High-level languages for mathematical modeling and statistical analysis offer a double-edged sword: use these languages correctly and you’ll be able to prototype methods for data analysis and discovery that amaze your co-workers and can be translated into stand-alone code and Web services; but use these language incorrectly and you will end up with inefficient code that is impossible for others to understand. The course is intended to address some of the needed general principles by using the R statistical programming language to analyze large genomic data sets, which provide examples of data types and statistical analysis common to several problems. In the first few lectures I describe what these large biology data sets are, where they come from, and what we’ll try to learn from them.  We then learn basic statistics fundamentals and how to program R in ways that are efficient in usage of processor, memory, and programmer time.

Course Outline

Course Wiki

Team Teaching

Team Taught:



My module in BioCore covered Genomics technologies, such as microarray manufacture, error/quality control, proteomics, sequencing.

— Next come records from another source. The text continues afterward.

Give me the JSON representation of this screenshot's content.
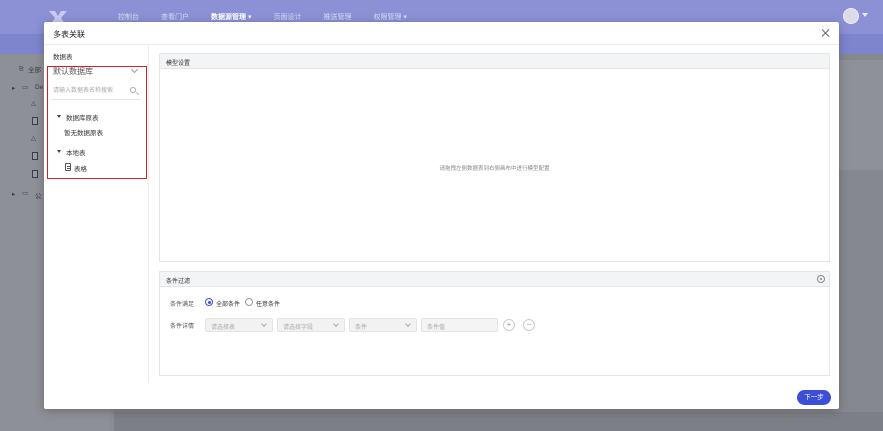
{
  "background": {
    "nav": [
      "控制台",
      "查看门户",
      "数据源管理 ▾",
      "页面设计",
      "推送管理",
      "权限管理 ▾"
    ],
    "active_nav_index": 2,
    "sidebar": {
      "all_label": "全部",
      "tree_root": "De",
      "public_label": "公"
    }
  },
  "modal": {
    "title": "多表关联",
    "left_pane": {
      "title": "数据表",
      "database_select": "默认数据库",
      "search_placeholder": "请输入数据表名称搜索",
      "groups": [
        {
          "label": "数据库原表",
          "empty_text": "暂无数据原表",
          "items": []
        },
        {
          "label": "本地表",
          "items": [
            "表格"
          ]
        }
      ]
    },
    "model_panel": {
      "title": "模型设置",
      "hint": "请拖拽左侧数据表到右侧画布中进行模型配置"
    },
    "filter_panel": {
      "title": "条件过滤",
      "match_label": "条件满足",
      "match_options": [
        "全部条件",
        "任意条件"
      ],
      "match_selected": 0,
      "detail_label": "条件详情",
      "selects": [
        "请选择表",
        "请选择字段",
        "条件"
      ],
      "value_placeholder": "条件值",
      "add_symbol": "+",
      "remove_symbol": "−"
    },
    "next_button": "下一步"
  },
  "colors": {
    "accent": "#3b4fd9",
    "highlight": "#d91e1e"
  }
}
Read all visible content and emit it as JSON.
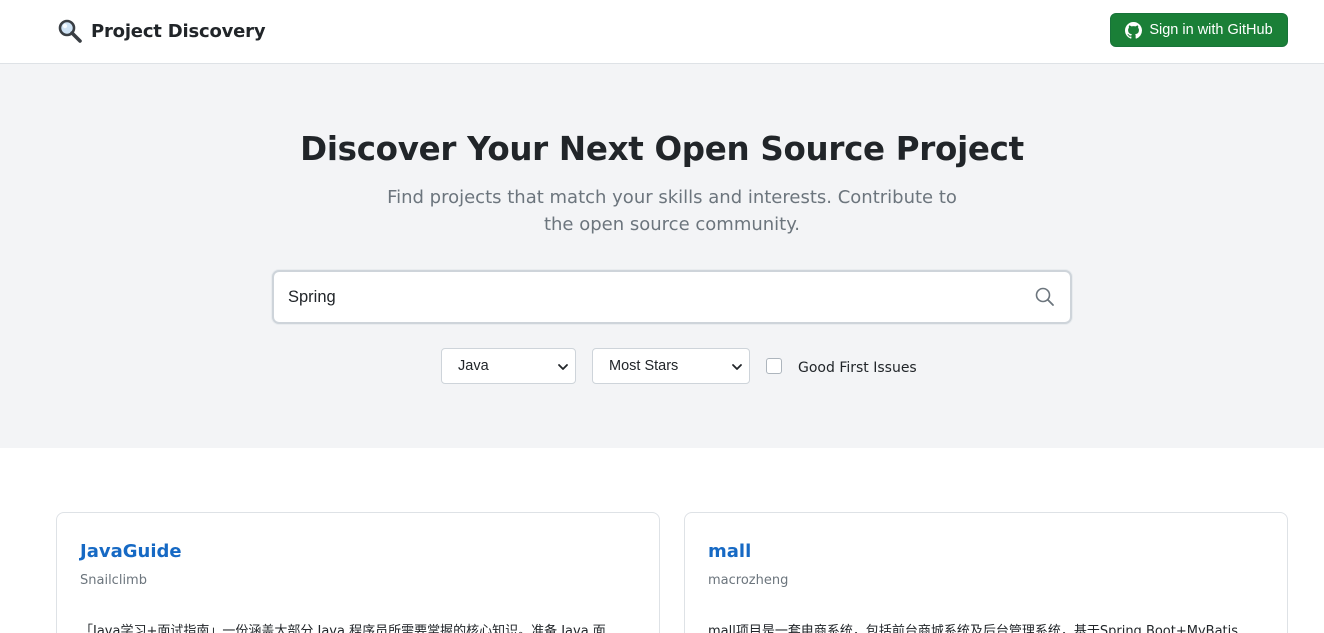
{
  "navbar": {
    "brand_name": "Project Discovery",
    "brand_icon": "magnifying-glass-icon",
    "signin_label": "Sign in with GitHub",
    "signin_icon": "github-icon",
    "signin_color": "#1a7f37"
  },
  "hero": {
    "title": "Discover Your Next Open Source Project",
    "subtitle": "Find projects that match your skills and interests. Contribute to the open source community."
  },
  "search": {
    "value": "Spring",
    "icon": "search-icon"
  },
  "filters": {
    "language": "Java",
    "sort": "Most Stars",
    "good_first_issues_label": "Good First Issues",
    "good_first_issues_checked": false
  },
  "projects": [
    {
      "name": "JavaGuide",
      "owner": "Snailclimb",
      "description": "「Java学习+面试指南」一份涵盖大部分 Java 程序员所需要掌握的核心知识。准备 Java 面"
    },
    {
      "name": "mall",
      "owner": "macrozheng",
      "description": "mall项目是一套电商系统，包括前台商城系统及后台管理系统，基于Spring Boot+MyBatis"
    }
  ]
}
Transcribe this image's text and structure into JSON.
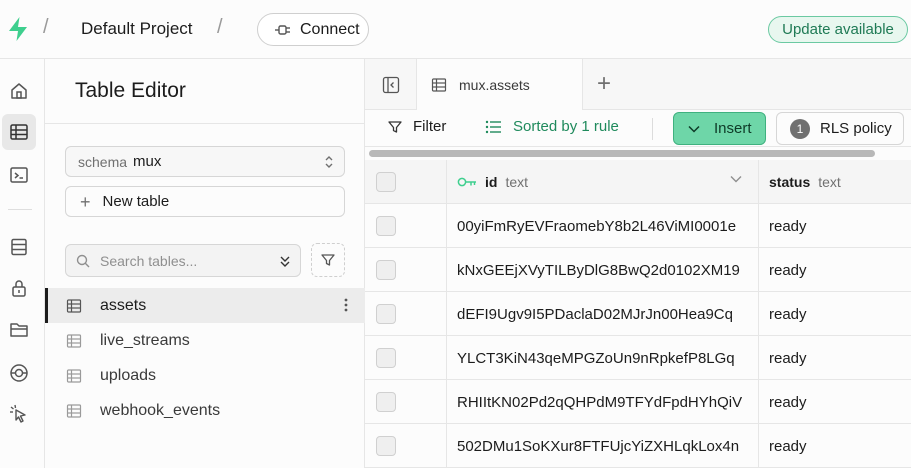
{
  "header": {
    "project_name": "Default Project",
    "breadcrumb_separator": "/",
    "connect_label": "Connect",
    "update_label": "Update available"
  },
  "rail": {
    "items": [
      {
        "icon": "home-icon"
      },
      {
        "icon": "table-editor-icon",
        "active": true
      },
      {
        "icon": "sql-editor-icon"
      },
      {
        "icon": "database-icon"
      },
      {
        "icon": "auth-lock-icon"
      },
      {
        "icon": "storage-folder-icon"
      },
      {
        "icon": "realtime-icon"
      },
      {
        "icon": "advisor-pointer-icon"
      }
    ]
  },
  "panel": {
    "title": "Table Editor",
    "schema_key": "schema",
    "schema_value": "mux",
    "new_table_label": "New table",
    "search_placeholder": "Search tables...",
    "tables": [
      {
        "name": "assets",
        "active": true
      },
      {
        "name": "live_streams"
      },
      {
        "name": "uploads"
      },
      {
        "name": "webhook_events"
      }
    ]
  },
  "main": {
    "tab_label": "mux.assets",
    "toolbar": {
      "filter_label": "Filter",
      "sort_label": "Sorted by 1 rule",
      "insert_label": "Insert",
      "rls_count": "1",
      "rls_label": "RLS policy"
    },
    "columns": [
      {
        "name": "id",
        "type": "text"
      },
      {
        "name": "status",
        "type": "text"
      }
    ],
    "rows": [
      {
        "id": "00yiFmRyEVFraomebY8b2L46ViMI0001e",
        "status": "ready"
      },
      {
        "id": "kNxGEEjXVyTILByDlG8BwQ2d0102XM19",
        "status": "ready"
      },
      {
        "id": "dEFI9Ugv9I5PDaclaD02MJrJn00Hea9Cq",
        "status": "ready"
      },
      {
        "id": "YLCT3KiN43qeMPGZoUn9nRpkefP8LGq",
        "status": "ready"
      },
      {
        "id": "RHIItKN02Pd2qQHPdM9TFYdFpdHYhQiV",
        "status": "ready"
      },
      {
        "id": "502DMu1SoKXur8FTFUjcYiZXHLqkLox4n",
        "status": "ready"
      }
    ]
  },
  "colors": {
    "accent_green": "#6ed6a8",
    "sort_green": "#1f8a5c",
    "update_badge_bg": "#e8f7ef"
  }
}
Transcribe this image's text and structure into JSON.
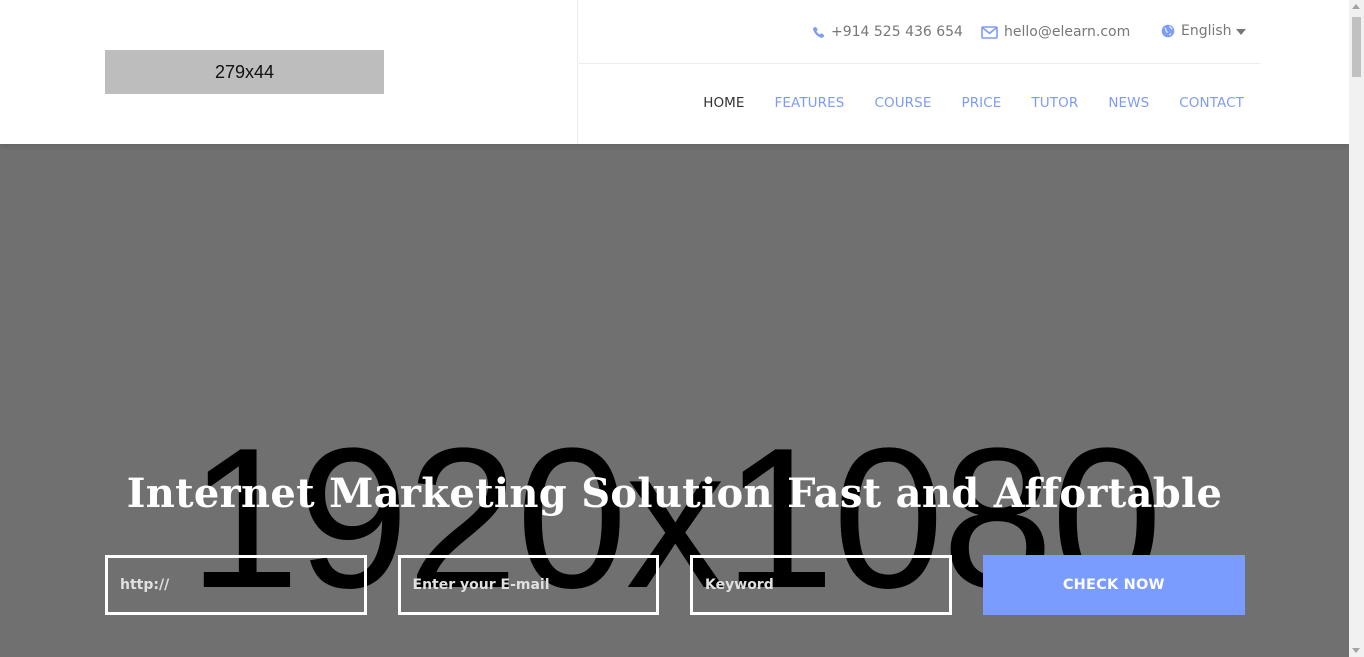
{
  "header": {
    "logo_placeholder": "279x44",
    "contacts": {
      "phone": "+914 525 436 654",
      "email": "hello@elearn.com",
      "language": "English"
    },
    "nav": [
      {
        "label": "HOME",
        "active": true
      },
      {
        "label": "FEATURES",
        "active": false
      },
      {
        "label": "COURSE",
        "active": false
      },
      {
        "label": "PRICE",
        "active": false
      },
      {
        "label": "TUTOR",
        "active": false
      },
      {
        "label": "NEWS",
        "active": false
      },
      {
        "label": "CONTACT",
        "active": false
      }
    ]
  },
  "hero": {
    "background_placeholder": "1920x1080",
    "title": "Internet Marketing Solution Fast and Affortable",
    "form": {
      "url_placeholder": "http://",
      "email_placeholder": "Enter your E-mail",
      "keyword_placeholder": "Keyword",
      "submit_label": "CHECK NOW"
    }
  },
  "colors": {
    "accent": "#7b9cff",
    "nav_link": "#7f9cf5",
    "hero_bg": "#707070",
    "logo_placeholder_bg": "#bdbdbd"
  },
  "icons": [
    "phone-icon",
    "mail-icon",
    "globe-icon",
    "caret-down-icon"
  ]
}
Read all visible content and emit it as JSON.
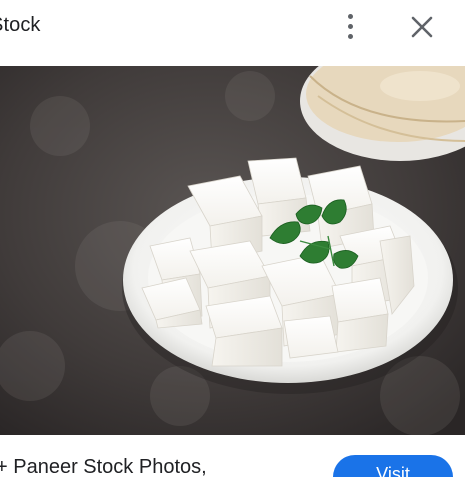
{
  "header": {
    "title": "Stock",
    "more_icon": "more-vert-icon",
    "close_icon": "close-icon"
  },
  "image": {
    "subject": "paneer-cubes-on-plate"
  },
  "footer": {
    "caption": "+ Paneer Stock Photos,",
    "visit_label": "Visit"
  },
  "colors": {
    "accent": "#1a73e8",
    "icon": "#5f6368",
    "text": "#202124"
  }
}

Outreach and Undergraduate Research

I have been devoted to teaching high school students since graduate school. During my PhD I convinced my program to allow me to teach at an area high school (NOVA alternative high school, Seattle) instead of being a teaching assistant. As a Sr. Scientist at the ISB in Seattle I participated in high school out reach as part of the ISB Center for Inquiry Science.

My main outreach activity has been mentoring High-school students over the summer. We have had one High School student in the lab each year, in his second year in the lab Kevin returned for a second year and was able to help Devorah in her first summer in the lab. Three of these interns, including the two high school students, made significant contributions and are included on one or more papers. Both of these students were great and went on to MIT and Princeton respectively.

Guest Lectures

I have given guest lectures in the following courses:


Tutorials (NYU-medical school PhD students): These are one-on-one tutorials, given by professors with experience in the area of interest. These tutorials serve the purpose of an alternate proposal. Keren Klein (reviewing papers on protein design), Ben Bartelle (reviewing synthetic biology).